Update See added comments at end of question.
I am working on a project to implement a remotely lit indicator when triggered through a wireless connection. To make this work I am trying to use existing components as much as possible to eliminate having to build low level electronics. The idea is to use a smart switch that can be triggered remotely via a battery powered fob. The smart switch would then turn ON and OFF the indicator which is wired into the same electrical box as the smart switch. If the indicator is triggered ON from the remote it can then be turned OFF locally using the buttons on the smart switch. There is a problem in that the LED indicator is not fully switched OFF via the smart switch.
The smart switch from Lutron, model number PD-5ANS-WH-R, wired up with the switch using both the LINE (120VAC) and NEUTRAL wires.
(Picture Source: https://www.amazon.com/gp/product/B07GYBC77S)
The load wire of the smart switch is connected to an LED indicator that is then also connected to the NEUTRAL. The LED indicator is designed to connect directly to a 120VAC power source and is rated to pull up to 10mA when it is ON.
(Picture Source: https://www.amazon.com/gp/product/B01M6WULBK)
The internals of the LED indicator are as shown in the following schematic.
Test data measured with the smart switch and the LED indicator connected up shows the following result for voltage across the indicator and the current through it.
Switch ON - 118VAC - 7.5mA AC - Indicator fully bright
Switch OFF - 12.8VAC - 0.0056mA AC - Indicator very dimly lit
The conventional solution for LEDs that stay dimly lit with a smart switch is to place an incandescent bulb in parallel with the LED. That however is not suitable for my application because of the extra heat and no need for the extra illumination beyond the LED indicator.

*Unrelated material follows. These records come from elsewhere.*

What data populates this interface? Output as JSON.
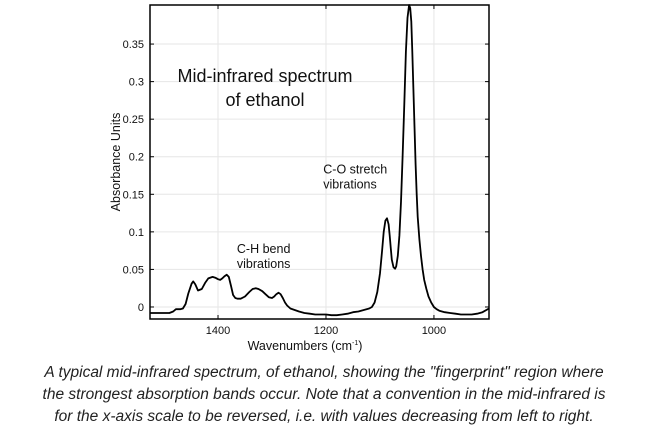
{
  "chart_data": {
    "type": "line",
    "title": "Mid-infrared spectrum of ethanol",
    "title_lines": [
      "Mid-infrared spectrum",
      "of ethanol"
    ],
    "xlabel": "Wavenumbers (cm⁻¹)",
    "xlabel_main": "Wavenumbers (cm",
    "xlabel_sup": "-1",
    "xlabel_close": ")",
    "ylabel": "Absorbance Units",
    "xlim": [
      1526,
      898
    ],
    "x_reversed": true,
    "ylim": [
      -0.016,
      0.402
    ],
    "xticks": [
      1400,
      1200,
      1000
    ],
    "yticks": [
      0,
      0.05,
      0.1,
      0.15,
      0.2,
      0.25,
      0.3,
      0.35
    ],
    "ytick_labels": [
      "0",
      "0.05",
      "0.1",
      "0.15",
      "0.2",
      "0.25",
      "0.3",
      "0.35"
    ],
    "grid": true,
    "annotations": [
      {
        "lines": [
          "C-H bend",
          "vibrations"
        ],
        "x": 1365,
        "y": 0.072
      },
      {
        "lines": [
          "C-O stretch",
          "vibrations"
        ],
        "x": 1205,
        "y": 0.178
      }
    ],
    "series": [
      {
        "name": "ethanol",
        "color": "#000000",
        "x": [
          1526,
          1500,
          1490,
          1483,
          1478,
          1470,
          1465,
          1460,
          1455,
          1449,
          1446,
          1442,
          1437,
          1430,
          1424,
          1418,
          1410,
          1405,
          1400,
          1396,
          1392,
          1388,
          1384,
          1380,
          1376,
          1372,
          1368,
          1364,
          1358,
          1350,
          1342,
          1336,
          1330,
          1325,
          1318,
          1312,
          1306,
          1300,
          1296,
          1292,
          1288,
          1284,
          1280,
          1276,
          1272,
          1266,
          1258,
          1250,
          1240,
          1230,
          1220,
          1210,
          1200,
          1190,
          1180,
          1170,
          1160,
          1150,
          1140,
          1130,
          1120,
          1115,
          1110,
          1105,
          1100,
          1096,
          1093,
          1090,
          1087,
          1084,
          1082,
          1080,
          1078,
          1075,
          1072,
          1070,
          1067,
          1064,
          1061,
          1058,
          1055,
          1052,
          1049,
          1046,
          1044,
          1042,
          1040,
          1038,
          1036,
          1034,
          1032,
          1030,
          1027,
          1024,
          1021,
          1018,
          1014,
          1010,
          1005,
          1000,
          995,
          990,
          980,
          970,
          960,
          950,
          940,
          930,
          920,
          910,
          898
        ],
        "y": [
          -0.008,
          -0.008,
          -0.008,
          -0.006,
          -0.003,
          -0.003,
          -0.002,
          0.004,
          0.018,
          0.031,
          0.034,
          0.03,
          0.022,
          0.024,
          0.032,
          0.038,
          0.04,
          0.039,
          0.037,
          0.036,
          0.038,
          0.041,
          0.043,
          0.04,
          0.028,
          0.016,
          0.012,
          0.011,
          0.011,
          0.014,
          0.02,
          0.024,
          0.025,
          0.024,
          0.021,
          0.017,
          0.013,
          0.012,
          0.014,
          0.017,
          0.019,
          0.017,
          0.012,
          0.006,
          0.002,
          -0.002,
          -0.004,
          -0.006,
          -0.008,
          -0.009,
          -0.01,
          -0.01,
          -0.01,
          -0.011,
          -0.011,
          -0.01,
          -0.009,
          -0.007,
          -0.006,
          -0.004,
          -0.002,
          0.0,
          0.006,
          0.02,
          0.045,
          0.075,
          0.1,
          0.115,
          0.118,
          0.11,
          0.095,
          0.078,
          0.063,
          0.053,
          0.051,
          0.054,
          0.068,
          0.095,
          0.14,
          0.2,
          0.27,
          0.34,
          0.385,
          0.402,
          0.398,
          0.38,
          0.34,
          0.29,
          0.24,
          0.19,
          0.15,
          0.12,
          0.09,
          0.068,
          0.05,
          0.036,
          0.024,
          0.014,
          0.006,
          0.0,
          -0.003,
          -0.005,
          -0.007,
          -0.008,
          -0.009,
          -0.01,
          -0.01,
          -0.01,
          -0.009,
          -0.007,
          -0.002
        ]
      }
    ]
  },
  "caption": {
    "lines": [
      "A typical mid-infrared spectrum, of ethanol, showing the \"fingerprint\" region where",
      "the strongest absorption bands occur.  Note that a convention in the mid-infrared is",
      "for the x-axis scale to be reversed, i.e. with values decreasing from left to right."
    ]
  }
}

I am looking for "out of the box" ideas on how to eliminate the dimly lit behavior of the LED indicator when the smart switch is OFF.
- I tried the suggestion to add a 50K ohm resistor across the indicator. This did reduce the OFF state voltage across the indicator from the 12.8VAC level down to 9.2VAC but the indicator still glows dimly. I really suspect that the added resistor load on the smart switch may increase the leakage current some. Smaller and smaller resistor values could be tried but then there comes the problem of significantly increased power dissipation when the switch is ON and 118VAC appears across the indicator.
- The idea to try placing back to back 33V Zener diodes in series with the indicator is really a non starter because it will reduce the full ON drive to the indicator thus making it not to be as bright as I would like.
- Similar comment regarding trying to hide the dimly lit LEDs with some type of light blocking material. This will also have way too much impact on the fully lit indicator in the ON state which I want to keep as bright as possible.
- I have sent away for a 120VAC compatible red neon bulb indicator to see if that will offer any better behavior on the switch OFF state.
Hopefully some other folks can offer some additional advice that may lead to a workable solution.